Enlèvement du conseiller  spécial d’Agbéyomé Kodjo

 « M. Otto Koashie APEDO, Conseiller Spécial responsable de la sécurité présidentielle a été enlevé cette nuit du 09 mars 2020 à son domicile à Zanguera par une quinzaine d’éléments armés de 3 unités de l’Armée, de la Gendarmerie et des Antigangs dont un cagoulé qui ont escaladé le mur et défoncé le portail de sa résidence et qui ont menacé de tirer sur toute personne qui s’approcherait de la maison. La maison a été perquisitionnée sans mandat tandis que M. Otto Koashie APEDO était menotté par terre et violenté devant sa femme et ses enfants. La baie vitrée du salon a été fracassée et tous les portables dans la maison ont été retirés, de même que ses documents administratifs avant que M. Otto Koashie APEDO n’ait été conduit vers une destination inconnue ».

C’est cette alerte de la dynamique Mgr Philippe Fanoko Kpodzro qui a lancé en quelque sorte la journée de lundi. Le bon sens aurait voulu que si le conseiller a posé un acte qui mérite son arrestation, cela se fasse en tout respect de la loi, avec un mandat de perquisition formel délivré par le procureur de la République ou un juge et que l’opération se fasse en pleine journée. Mais le pouvoir a cru devoir procéder autrement. On est simplement en face d’une méthode de voyou dont les véritables desseins sont cachés.

Suite logique du braquage électoral

Cet enlèvement opéré par le régime n’étonne pas vraiment.  Il a commencé la stratégie de la peur depuis l’ouverture du processus électoral, et cet enlèvement n’est que la suite logique de l’état d’esprit qui l’a entouré.

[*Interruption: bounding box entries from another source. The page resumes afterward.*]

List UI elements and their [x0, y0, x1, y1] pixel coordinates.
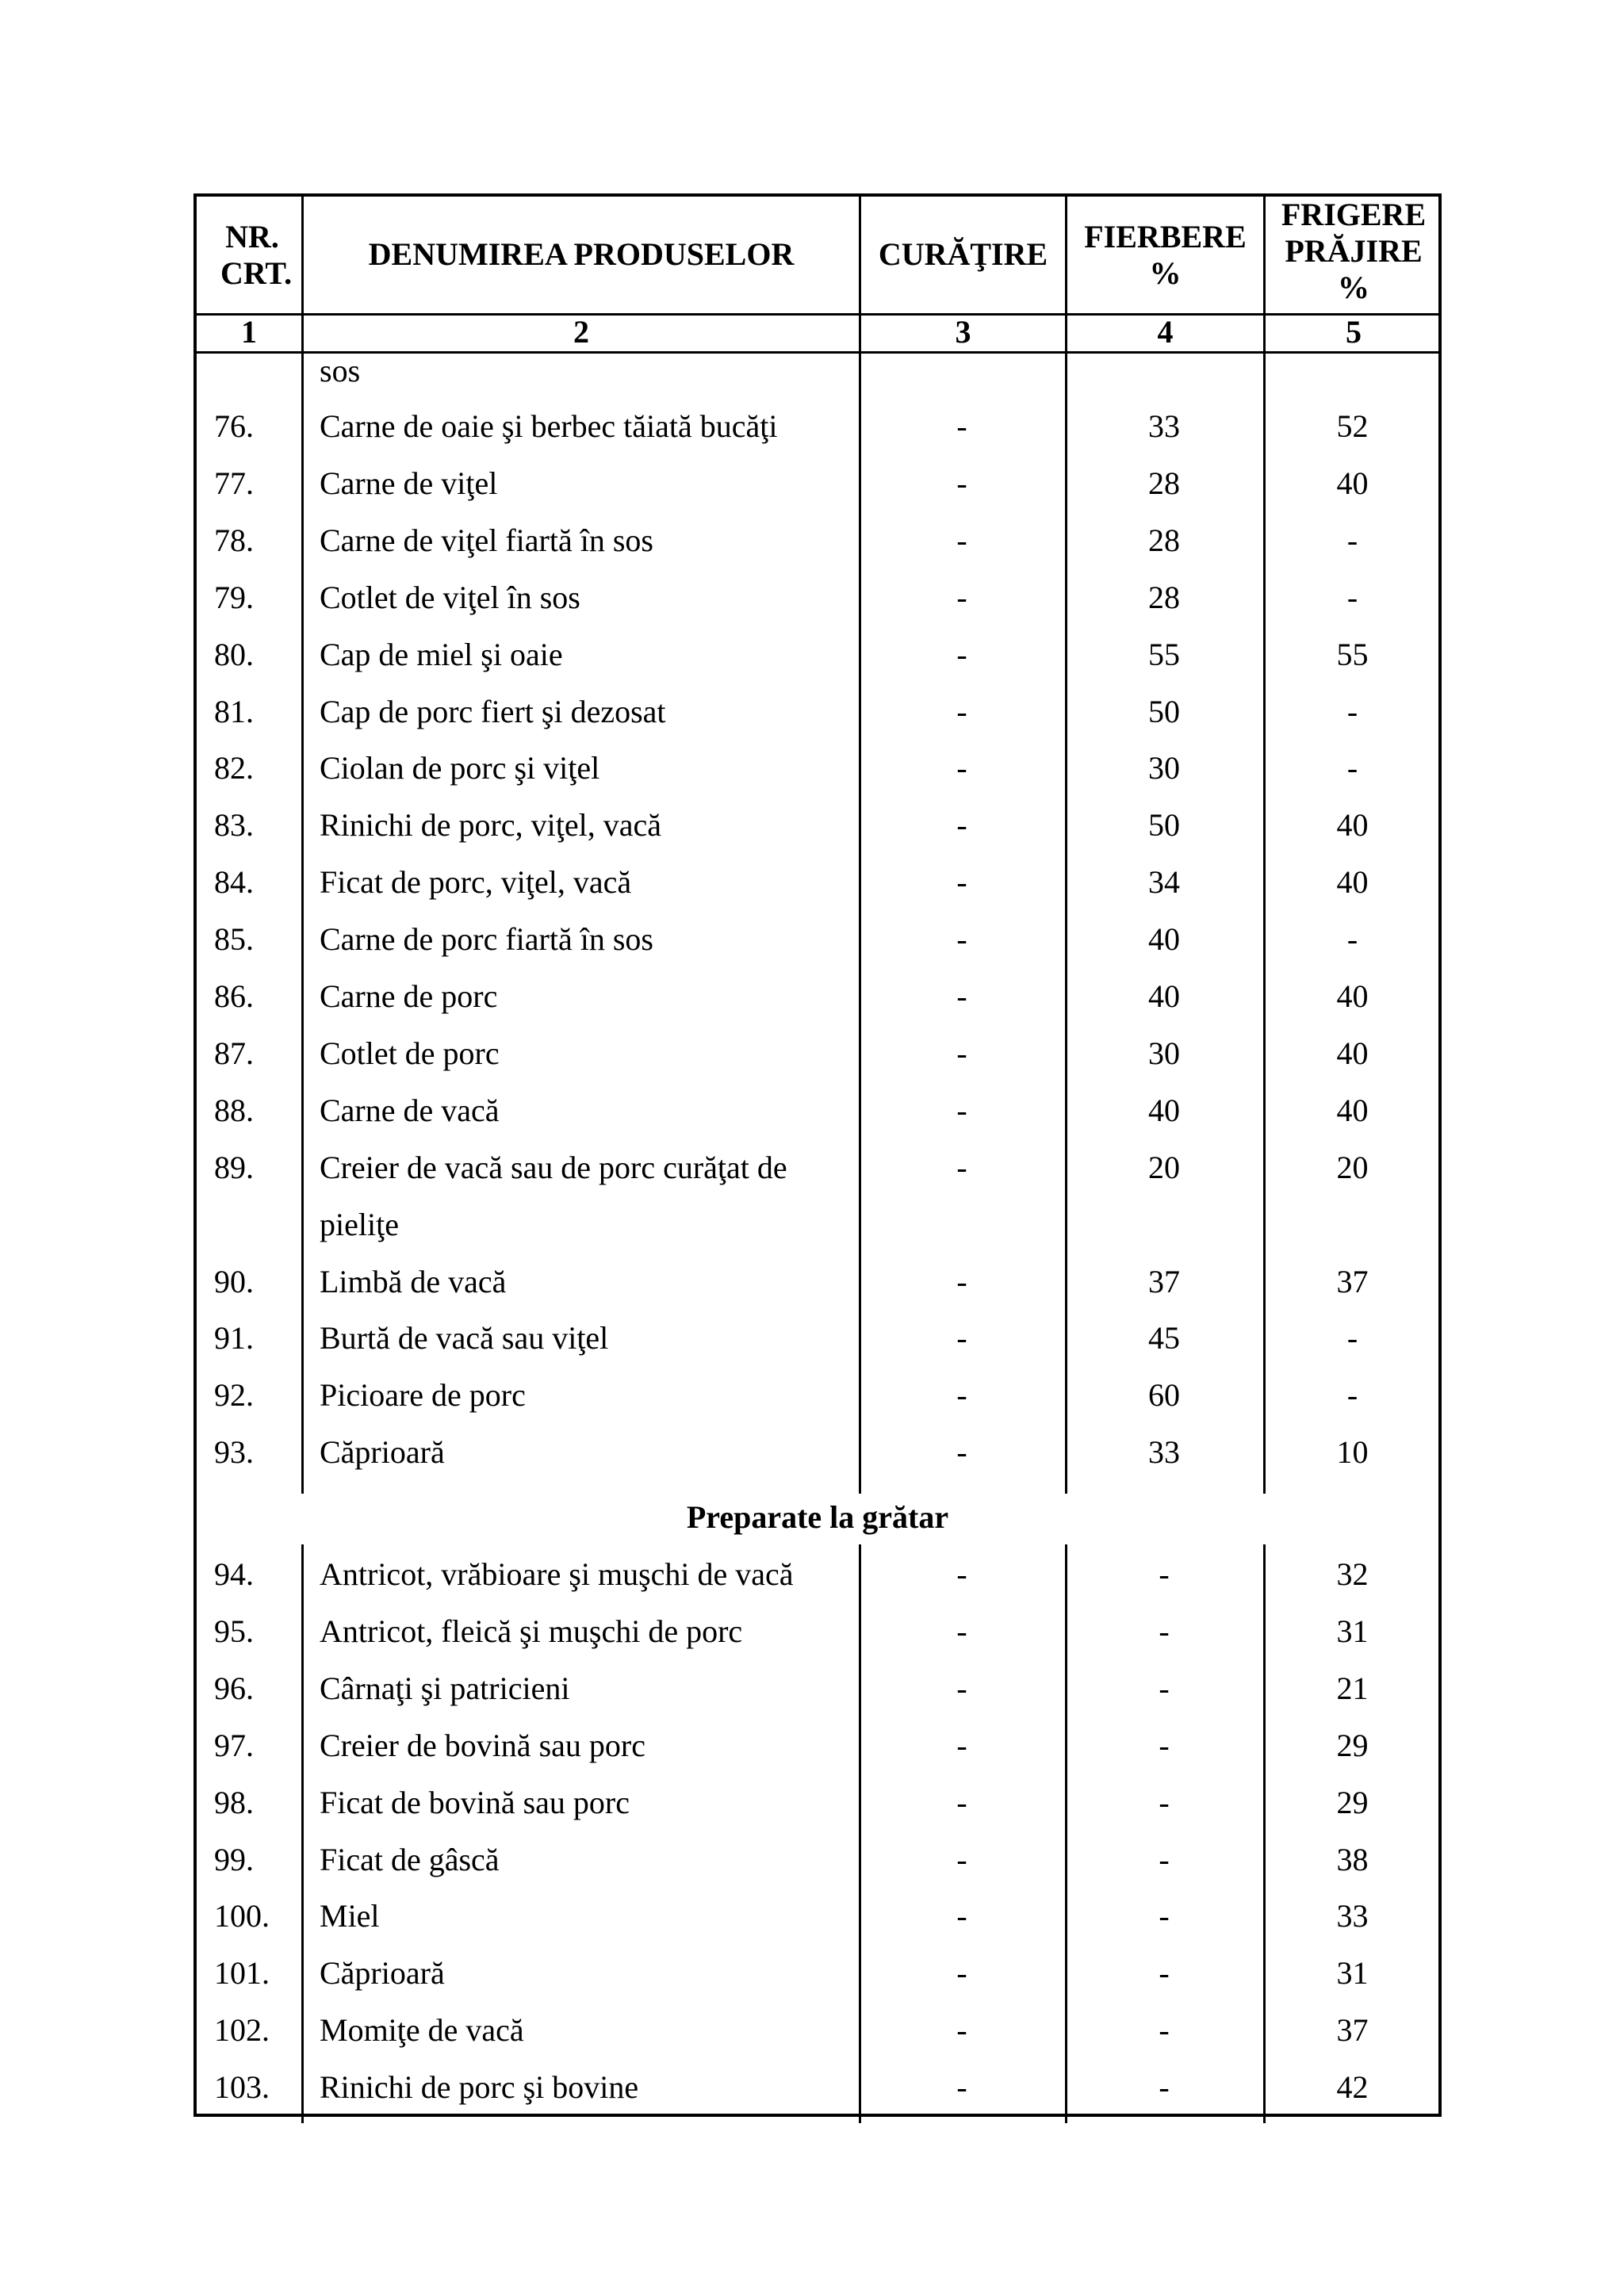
frigere-value: 40 — [1336, 978, 1369, 1014]
frigere-value: - — [1346, 1320, 1358, 1357]
product-name: Ciolan de porc şi viţel — [320, 750, 600, 786]
frigere-value: - — [1346, 693, 1358, 729]
product-name: Căprioară — [320, 1434, 445, 1471]
fierbere-value: - — [1159, 2012, 1170, 2049]
product-name: pieliţe — [320, 1206, 399, 1242]
curatire-value: - — [956, 465, 967, 501]
header-denumire: DENUMIREA PRODUSELOR — [368, 236, 795, 272]
row-number: 101. — [214, 1955, 270, 1992]
frigere-value: - — [1346, 750, 1358, 786]
product-name: Creier de vacă sau de porc curăţat de — [320, 1149, 787, 1185]
product-name: Rinichi de porc, viţel, vacă — [320, 807, 661, 844]
frigere-value: 40 — [1336, 807, 1369, 844]
curatire-value: - — [956, 1556, 967, 1592]
frigere-value: 37 — [1336, 2012, 1369, 2049]
product-name: Căprioară — [320, 1955, 445, 1992]
fierbere-value: 28 — [1148, 465, 1180, 501]
product-name: Miel — [320, 1898, 380, 1934]
row-number: 93. — [214, 1434, 254, 1471]
row-number: 77. — [214, 465, 254, 501]
fierbere-value: 34 — [1148, 864, 1180, 901]
curatire-value: - — [956, 1035, 967, 1071]
curatire-value: - — [956, 1149, 967, 1185]
row-number: 92. — [214, 1377, 254, 1414]
product-name: Carne de vacă — [320, 1092, 500, 1128]
fierbere-value: - — [1159, 1841, 1170, 1877]
row-number: 90. — [214, 1263, 254, 1299]
curatire-value: - — [956, 1377, 967, 1414]
frigere-value: 37 — [1336, 1263, 1369, 1299]
row-number: 76. — [214, 408, 254, 444]
fierbere-value: 40 — [1148, 978, 1180, 1014]
curatire-value: - — [956, 921, 967, 958]
frigere-value: 33 — [1336, 1898, 1369, 1934]
row-number: 85. — [214, 921, 254, 958]
product-name: Creier de bovină sau porc — [320, 1727, 645, 1763]
product-name: Cârnaţi şi patricieni — [320, 1670, 570, 1706]
fierbere-value: - — [1159, 2069, 1170, 2106]
section-title: Preparate la grătar — [686, 1499, 949, 1535]
curatire-value: - — [956, 1898, 967, 1934]
frigere-value: 31 — [1336, 1955, 1369, 1992]
fierbere-value: 30 — [1148, 750, 1180, 786]
curatire-value: - — [956, 978, 967, 1014]
frigere-value: 21 — [1336, 1670, 1369, 1706]
frigere-value: 40 — [1336, 864, 1369, 901]
row-number: 95. — [214, 1613, 254, 1649]
curatire-value: - — [956, 2069, 967, 2106]
curatire-value: - — [956, 522, 967, 558]
header-frigere: FRIGERE PRĂJIRE % — [1281, 197, 1427, 305]
column-number: 2 — [573, 314, 589, 350]
row-number: 99. — [214, 1841, 254, 1877]
product-name: Ficat de gâscă — [320, 1841, 500, 1877]
frigere-value: 42 — [1336, 2069, 1369, 2106]
product-name: Cotlet de porc — [320, 1035, 500, 1071]
row-number: 82. — [214, 750, 254, 786]
product-name: Cotlet de viţel în sos — [320, 579, 580, 615]
fierbere-value: 28 — [1148, 579, 1180, 615]
product-name: Carne de viţel fiartă în sos — [320, 522, 653, 558]
row-number: 98. — [214, 1784, 254, 1820]
curatire-value: - — [956, 1320, 967, 1357]
column-number: 3 — [955, 314, 971, 350]
fierbere-value: - — [1159, 1670, 1170, 1706]
product-name: Carne de oaie şi berbec tăiată bucăţi — [320, 408, 778, 444]
fierbere-value: 60 — [1148, 1377, 1180, 1414]
header-fierbere: FIERBERE % — [1084, 219, 1247, 291]
row-number: 97. — [214, 1727, 254, 1763]
product-name: Carne de porc — [320, 978, 498, 1014]
curatire-value: - — [956, 807, 967, 844]
curatire-value: - — [956, 1727, 967, 1763]
frigere-value: - — [1346, 1377, 1358, 1414]
frigere-value: 52 — [1336, 408, 1369, 444]
product-name: Rinichi de porc şi bovine — [320, 2069, 639, 2106]
product-name: Ficat de bovină sau porc — [320, 1784, 630, 1820]
row-number: 88. — [214, 1092, 254, 1128]
fierbere-value: - — [1159, 1898, 1170, 1934]
header-curatire: CURĂŢIRE — [878, 236, 1048, 272]
curatire-value: - — [956, 1670, 967, 1706]
frigere-value: 40 — [1336, 1035, 1369, 1071]
frigere-value: 40 — [1336, 465, 1369, 501]
fierbere-value: - — [1159, 1613, 1170, 1649]
header-nr-crt: NR. CRT. — [220, 219, 293, 291]
column-number: 5 — [1346, 314, 1362, 350]
curatire-value: - — [956, 1613, 967, 1649]
row-number: 81. — [214, 693, 254, 729]
product-name: Antricot, fleică şi muşchi de porc — [320, 1613, 743, 1649]
row-number: 94. — [214, 1556, 254, 1592]
curatire-value: - — [956, 408, 967, 444]
frigere-value: 40 — [1336, 1092, 1369, 1128]
row-number: 89. — [214, 1149, 254, 1185]
product-name: Picioare de porc — [320, 1377, 526, 1414]
curatire-value: - — [956, 2012, 967, 2049]
fierbere-value: 55 — [1148, 636, 1180, 672]
frigere-value: - — [1346, 579, 1358, 615]
fierbere-value: 28 — [1148, 522, 1180, 558]
row-number: 100. — [214, 1898, 270, 1934]
curatire-value: - — [956, 1263, 967, 1299]
frigere-value: 29 — [1336, 1784, 1369, 1820]
fierbere-value: - — [1159, 1955, 1170, 1992]
product-name: Burtă de vacă sau viţel — [320, 1320, 609, 1357]
row-number: 84. — [214, 864, 254, 901]
curatire-value: - — [956, 1434, 967, 1471]
frigere-value: 20 — [1336, 1149, 1369, 1185]
row-number: 79. — [214, 579, 254, 615]
frigere-value: - — [1346, 921, 1358, 958]
frigere-value: 10 — [1336, 1434, 1369, 1471]
fierbere-value: 40 — [1148, 921, 1180, 958]
fierbere-value: - — [1159, 1727, 1170, 1763]
product-name: Carne de viţel — [320, 465, 498, 501]
continuation-text: sos — [320, 353, 361, 388]
product-name: Momiţe de vacă — [320, 2012, 524, 2049]
curatire-value: - — [956, 1841, 967, 1877]
frigere-value: 29 — [1336, 1727, 1369, 1763]
fierbere-value: 50 — [1148, 693, 1180, 729]
fierbere-value: 37 — [1148, 1263, 1180, 1299]
row-number: 91. — [214, 1320, 254, 1357]
frigere-value: 32 — [1336, 1556, 1369, 1592]
product-name: Cap de porc fiert şi dezosat — [320, 693, 666, 729]
row-number: 87. — [214, 1035, 254, 1071]
frigere-value: 31 — [1336, 1613, 1369, 1649]
product-name: Carne de porc fiartă în sos — [320, 921, 653, 958]
fierbere-value: - — [1159, 1556, 1170, 1592]
frigere-value: - — [1346, 522, 1358, 558]
curatire-value: - — [956, 1784, 967, 1820]
fierbere-value: 50 — [1148, 807, 1180, 844]
fierbere-value: 20 — [1148, 1149, 1180, 1185]
curatire-value: - — [956, 579, 967, 615]
product-name: Cap de miel şi oaie — [320, 636, 563, 672]
curatire-value: - — [956, 864, 967, 901]
curatire-value: - — [956, 636, 967, 672]
row-number: 80. — [214, 636, 254, 672]
frigere-value: 55 — [1336, 636, 1369, 672]
column-number: 4 — [1157, 314, 1174, 350]
curatire-value: - — [956, 1092, 967, 1128]
curatire-value: - — [956, 1955, 967, 1992]
product-name: Limbă de vacă — [320, 1263, 507, 1299]
frigere-value: 38 — [1336, 1841, 1369, 1877]
product-name: Ficat de porc, viţel, vacă — [320, 864, 632, 901]
curatire-value: - — [956, 693, 967, 729]
data-table — [193, 193, 1442, 2117]
fierbere-value: 33 — [1148, 408, 1180, 444]
fierbere-value: 45 — [1148, 1320, 1180, 1357]
fierbere-value: 40 — [1148, 1092, 1180, 1128]
column-number: 1 — [241, 314, 257, 350]
row-number: 96. — [214, 1670, 254, 1706]
fierbere-value: - — [1159, 1784, 1170, 1820]
row-number: 86. — [214, 978, 254, 1014]
fierbere-value: 30 — [1148, 1035, 1180, 1071]
curatire-value: - — [956, 750, 967, 786]
product-name: Antricot, vrăbioare şi muşchi de vacă — [320, 1556, 794, 1592]
row-number: 78. — [214, 522, 254, 558]
row-number: 102. — [214, 2012, 270, 2049]
row-number: 103. — [214, 2069, 270, 2106]
row-number: 83. — [214, 807, 254, 844]
fierbere-value: 33 — [1148, 1434, 1180, 1471]
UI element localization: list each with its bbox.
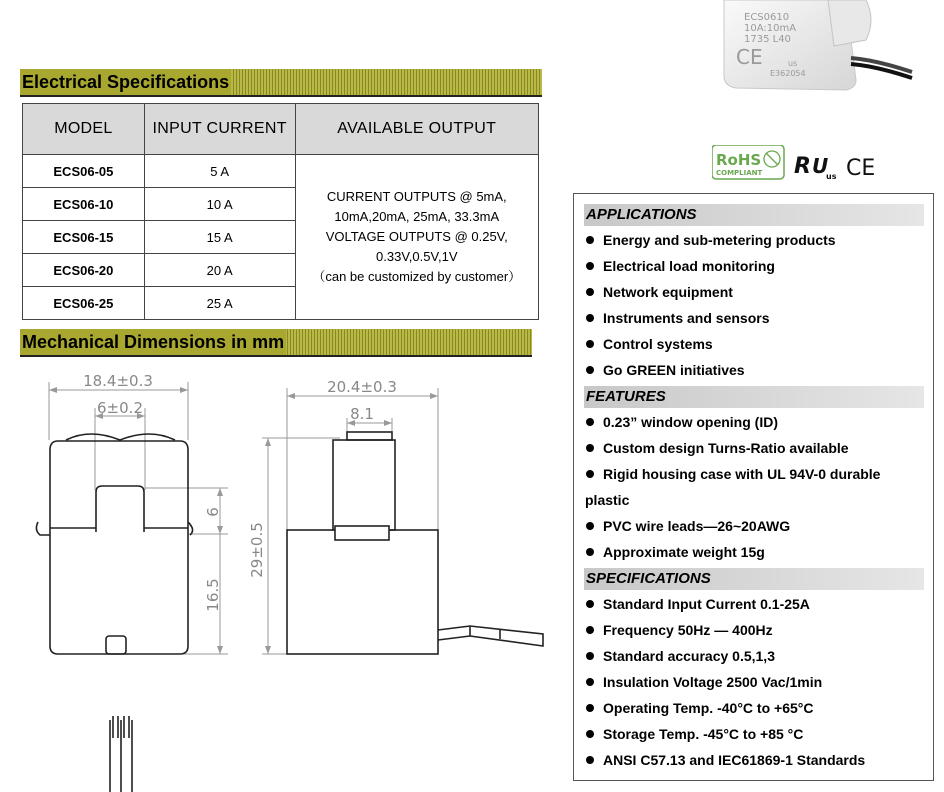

En effet, la phase d’après-vote a consisté en un hold-up en règle marqué par le détournement des suffrages populaires au profit du candidat de la minorité. Alors que les populations ont manifestement adoubé Agbéyomé Kodjo, leurs votes seront victimes de braquage en règle et attribués indûment au « Messi ».  Mais elles n’ont pas eu l’opportunité de réclamer leur victoire, comme le leur demande Mgr Kpodzro.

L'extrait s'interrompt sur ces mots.